The most famous of its treasures is the dramatic wooden statue of Saint George and the Dragon attributed to Bernt Notke (1489). The statue, commissioned to commemorate the Battle of Brunkeberg (1471), also serves as a reliquary, containing relics supposedly of Saint George and two other saints.
The church also contains a copy of the oldest known image of Stockholm, the painting Vädersolstavlan (“The Sun Dog Painting”), a 1632 copy of a lost original from 1535. The painting was commissioned by the scholar and reformer Olaus Petri. It depicts a halo display, e.g. sun dogs, which gives the painting its name and in the 16th century was interpreted as an good omen.
After we left the Stockholm Cathedral in Old Town, we went to the Vasa Museum. The Vasa is the only preserved seventeenth-century (Viking!) war ship in the world, and a unique art treasure. More than 95 percent of the ship is original, and it is decorated with hundreds of carved sculptures. The 69 meter-long warship Vasa sank on its maiden voyage in the middle of Stockholm in 1628, and was salvaged 333 years later in 1961. For nearly half a century the ship has been painstakingly restored to its original glory. The three masts on the roof outside the specially built Vasa museum show the height of the ship’s original masts.
This ship was amazing!!!! Jeff and I ended up taking 708 photos in Stockholm, and I think it was because we took so many of this ship! And we only had about 20 minutes to take photos and explore the museum once the guide was done telling us about it. It is enormous and impressive! Like the Stockholm Cathedral, it is impossible to get the entire ship into a regular photo. The photo below is good because you can see people in the lower left of the picture to give you a sense of the size of the ship!
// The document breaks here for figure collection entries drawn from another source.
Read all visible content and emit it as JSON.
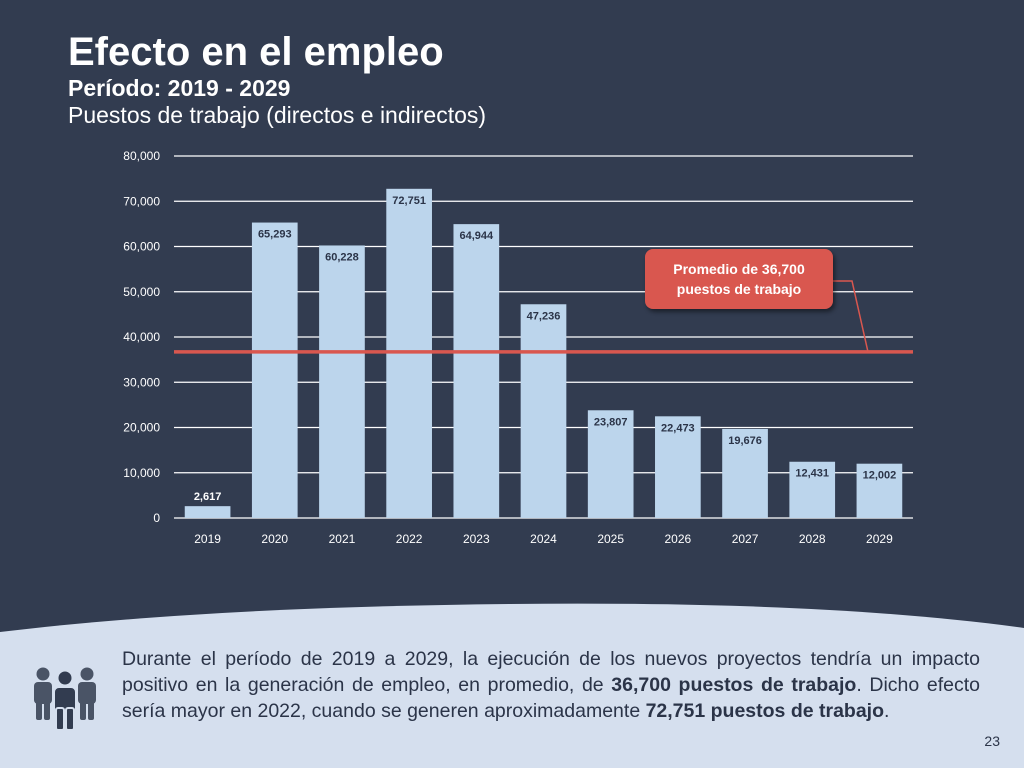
{
  "slide": {
    "title": "Efecto en el empleo",
    "subtitle": "Período: 2019 - 2029",
    "subtitle2": "Puestos de trabajo (directos e indirectos)",
    "callout_line1": "Promedio de 36,700",
    "callout_line2": "puestos de trabajo",
    "summary": {
      "part1": "Durante el período de 2019 a 2029, la ejecución de los nuevos proyectos tendría un impacto positivo en la generación de empleo, en promedio, de ",
      "bold1": "36,700 puestos de trabajo",
      "part2": ". Dicho efecto sería mayor en 2022, cuando se generen aproximadamente ",
      "bold2": "72,751 puestos de trabajo",
      "part3": "."
    },
    "page_number": "23",
    "icon": "people-group-icon"
  },
  "colors": {
    "background": "#323c50",
    "bar": "#bcd5ec",
    "average_line": "#d9574f",
    "callout": "#d9574f",
    "bottom_panel": "#d5dfee"
  },
  "chart_data": {
    "type": "bar",
    "categories": [
      "2019",
      "2020",
      "2021",
      "2022",
      "2023",
      "2024",
      "2025",
      "2026",
      "2027",
      "2028",
      "2029"
    ],
    "values": [
      2617,
      65293,
      60228,
      72751,
      64944,
      47236,
      23807,
      22473,
      19676,
      12431,
      12002
    ],
    "data_labels": [
      "2,617",
      "65,293",
      "60,228",
      "72,751",
      "64,944",
      "47,236",
      "23,807",
      "22,473",
      "19,676",
      "12,431",
      "12,002"
    ],
    "y_ticks": [
      0,
      10000,
      20000,
      30000,
      40000,
      50000,
      60000,
      70000,
      80000
    ],
    "y_tick_labels": [
      "0",
      "10,000",
      "20,000",
      "30,000",
      "40,000",
      "50,000",
      "60,000",
      "70,000",
      "80,000"
    ],
    "ylim": [
      0,
      80000
    ],
    "average": 36700,
    "title": "",
    "xlabel": "",
    "ylabel": "",
    "grid": true,
    "legend": "none"
  }
}
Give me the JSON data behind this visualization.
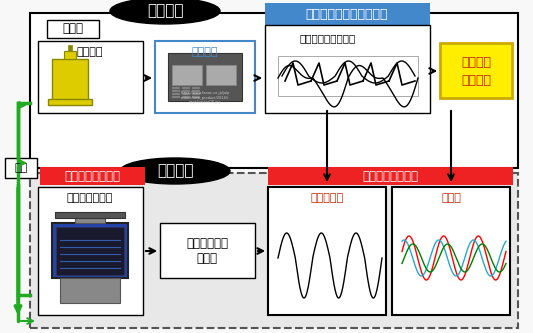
{
  "bg_color": "#f0f0f0",
  "title": "",
  "real_space_label": "現実空間",
  "virtual_space_label": "仮想空間",
  "sync_label": "同期",
  "jikako_label": "実加工",
  "kosakukikai_label": "工作機械",
  "seigyo_label": "制御装置",
  "sensorless_label": "センサレスモニタリング",
  "spindle_label": "主軸モータートルク",
  "defect_label1": "欠損検知",
  "defect_label2": "摩耗把握",
  "simulation_label": "シミュレーション",
  "computer_label": "コンピューター",
  "realtime_label": "リアルタイム\nで予測",
  "virtual_monitor_label": "仮想モニタリング",
  "cutting_torque_label": "切削トルク",
  "cutting_force_label": "切削力",
  "real_box_color": "#ffffff",
  "virtual_box_color": "#d0d0d0",
  "sensorless_bg": "#4488cc",
  "simulation_bg": "#ee2222",
  "virtual_monitor_bg": "#ee2222",
  "defect_bg": "#ffee00",
  "jikako_bg": "#ffffff",
  "arrow_color": "#000000",
  "sync_arrow_color": "#22aa22",
  "green_arrow_color": "#22aa22",
  "machine_color": "#ddcc00",
  "computer_dark": "#333333",
  "computer_screen": "#4488cc"
}
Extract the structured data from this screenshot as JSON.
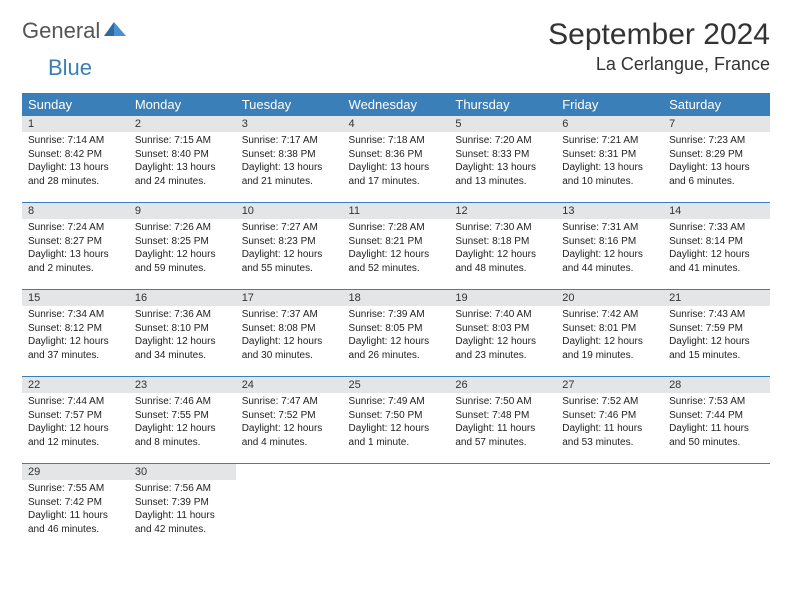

The ship sunk because it was too top heavy. (Perhaps the Swedes were better explorers than engineers at that time?) It sunk in the archipelago, not far from the harbor, on its maiden voyage, in about 30 meters of water.Most of the people on board were rescued, as they could climb up the masts (which were 42 and 54 meters high) which stuck up out of the water. The ship stayed there with almost no damage for so many years because the sea water in the Stockholm archipelago is very brackish. So much fresh river water flows into it that sea worms and other decomposers cannot live in it. Below is another photo showing a scale model of the Vasa.
I definitely want to return to Stockholm to spend more time in the Vasa Museum! When we returned to the cruise ship, it was the second formal dinner night. This last photo is of Jeff and Me dressed up nicely for dinner, with the Stockholm archipelago in the background behind us as the ship headed out to Finland.